Unsere besondere Aufmerksamkeit sollte den Eckzähnen gelten. Bedingt durch den starken Twist der Labialfläche und die im Zahnbogen nach distal gedrehte Stellung dieser Zähne, wird der Blick auf die mesiale Facette der Eckzähne gelenkt. Bei Fehlen der Torsion, machen Eckzahnkronen einen bauchigen, klobigen Eindruck. Der Versuch, die mittlere Leiste der labialen Fläche im Bereich des Zahnhalses dann flacher zu gestalten, führt aber zu keinem befriedigenden Ergebnis. Was diesen Kronen fehlt, ist der beim Eckzahn besonders ausgeprägte Twist. Die distale Facette der Kronen muss im zervikalen Bereich flach, bisweilen sogar konkav gestaltet werden. Die mesiale Kante der mesiolabialen Facette ist häufig an der Schneidekante stark nach oral eingezogen und kürzer als die distale Kante. (Bild 19 und 20) 

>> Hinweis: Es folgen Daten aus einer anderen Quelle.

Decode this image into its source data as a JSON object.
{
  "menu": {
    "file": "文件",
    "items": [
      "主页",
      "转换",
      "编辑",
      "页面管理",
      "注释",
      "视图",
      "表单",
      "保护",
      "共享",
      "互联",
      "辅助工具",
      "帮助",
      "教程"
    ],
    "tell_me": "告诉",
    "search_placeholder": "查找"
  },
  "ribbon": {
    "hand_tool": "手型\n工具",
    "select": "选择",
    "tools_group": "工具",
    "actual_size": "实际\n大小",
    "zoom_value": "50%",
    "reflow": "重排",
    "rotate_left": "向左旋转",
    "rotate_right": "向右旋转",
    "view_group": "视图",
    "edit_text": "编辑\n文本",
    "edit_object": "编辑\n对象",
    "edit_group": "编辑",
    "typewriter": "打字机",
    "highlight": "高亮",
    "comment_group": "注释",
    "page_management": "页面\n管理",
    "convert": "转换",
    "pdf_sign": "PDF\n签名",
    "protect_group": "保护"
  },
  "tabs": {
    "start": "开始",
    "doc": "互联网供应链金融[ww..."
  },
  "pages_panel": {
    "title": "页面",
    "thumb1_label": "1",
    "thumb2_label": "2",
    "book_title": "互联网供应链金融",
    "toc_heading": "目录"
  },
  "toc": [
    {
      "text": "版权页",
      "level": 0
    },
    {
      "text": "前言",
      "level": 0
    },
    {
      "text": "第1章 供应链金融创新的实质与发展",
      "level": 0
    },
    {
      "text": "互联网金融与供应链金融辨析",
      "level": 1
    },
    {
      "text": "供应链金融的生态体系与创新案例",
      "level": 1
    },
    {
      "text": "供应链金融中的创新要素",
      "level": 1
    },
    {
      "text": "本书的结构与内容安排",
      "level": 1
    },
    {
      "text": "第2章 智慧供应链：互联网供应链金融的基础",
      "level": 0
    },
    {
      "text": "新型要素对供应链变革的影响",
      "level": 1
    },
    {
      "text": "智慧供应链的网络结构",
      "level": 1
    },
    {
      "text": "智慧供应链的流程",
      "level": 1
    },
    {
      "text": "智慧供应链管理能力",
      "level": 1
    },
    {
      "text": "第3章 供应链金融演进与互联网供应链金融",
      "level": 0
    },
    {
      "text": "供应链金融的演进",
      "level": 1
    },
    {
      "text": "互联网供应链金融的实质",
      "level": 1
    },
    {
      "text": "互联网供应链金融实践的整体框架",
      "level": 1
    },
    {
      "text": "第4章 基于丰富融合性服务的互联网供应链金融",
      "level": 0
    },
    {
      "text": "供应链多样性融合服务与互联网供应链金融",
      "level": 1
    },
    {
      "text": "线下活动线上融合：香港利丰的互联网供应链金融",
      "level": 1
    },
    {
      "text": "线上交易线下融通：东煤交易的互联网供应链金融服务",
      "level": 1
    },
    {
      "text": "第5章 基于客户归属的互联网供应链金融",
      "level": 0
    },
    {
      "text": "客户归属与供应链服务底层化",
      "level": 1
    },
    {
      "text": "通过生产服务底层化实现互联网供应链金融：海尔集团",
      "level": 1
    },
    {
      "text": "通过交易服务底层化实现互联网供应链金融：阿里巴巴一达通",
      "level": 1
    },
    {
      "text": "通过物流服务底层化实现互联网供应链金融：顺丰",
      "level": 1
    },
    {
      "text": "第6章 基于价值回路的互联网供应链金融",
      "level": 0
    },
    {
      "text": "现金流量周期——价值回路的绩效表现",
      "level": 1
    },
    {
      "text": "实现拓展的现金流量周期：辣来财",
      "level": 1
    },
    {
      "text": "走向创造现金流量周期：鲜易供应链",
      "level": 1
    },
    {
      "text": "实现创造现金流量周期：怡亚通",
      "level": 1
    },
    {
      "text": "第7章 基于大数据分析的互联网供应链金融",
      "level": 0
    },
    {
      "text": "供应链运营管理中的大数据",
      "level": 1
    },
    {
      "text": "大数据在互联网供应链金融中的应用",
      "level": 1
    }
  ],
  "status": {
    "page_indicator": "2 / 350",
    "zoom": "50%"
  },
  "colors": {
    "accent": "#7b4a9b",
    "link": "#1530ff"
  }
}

Den approximalen Kontakten kommt ästhetisch eine große Bedeutung zu. Ihre Lage steht nicht nur im Zusammenhang mit der anatomischen Zahnform, sondern hängt stark von der Stellung der Zähne zueinander ab. So werden Zähne, deren Labialflächen einander zugeneigt sind (Schmetterlingsstellung) ihren labialen Kontakt weiter labial haben, als Zähne, deren Palatinalflächen einander zugewendet sind. Bei überlappenden Zahnstellungen findet der Kontakt beim überlappten Zahn auf der labialen Fläche und beim überlappenden Zahn auf der palatinalen Fläche statt (Bild 21). Wird hierbei die Kenntnis der labialen und palatinalen Leisten und ihrer Position nicht berücksichtigt, verkommt das interdentale Kontaktarial zur unnatürlich wirkenden Plackretention. Harmonischer Zahnersatz lebt von der korrekten Gestaltung der Kontaktzonen und Interdentalräume und der sich daraus ergebenden natürlichen Räumlichkeit (Bild 22 zeigt fehlende Räumlichkeit bei mangelhafter Interdentalraumgestaltung). Ein weiterer Punkt, der größte Aufmerksamkeit fordert, ist die funktionsbedingte Veränderung der Schneidekanten, die unter anderem abhängig ist von der Stellung und Lage der Zähne im Raum und ihrer Beziehung zueinander. Kein Zahn, der nicht funktionsgerecht geformt wurde, fügt sich harmonisch ins Gesamtbild eines Gebisses. Kreationen aus rein ästhetischen Überlegungen, ohne funktionellen Zusammenhang zum Restzahnbestand und zum Patienten sind dissonant (Bild 23). Berücksichtigt man die dynamischen Vorgänge der Unterkieferbewegungen, so ist eine saubere Funktion einzuschleifen, was zu leicht abrasiven Erscheinungen an den Schneidekanten führt. So weisen Oberkieferfrontzähne mit einwärts gekippter (inclinierter) Schneide eine größerer Abrasion auf als prominent stehende Frontzähne (Bild 24). Im Unterkiefer ist das Verhältnis Abrasion zu Zahnstellung umgekehrt, zurückstehende Zähne sind meist länger als vorstehende.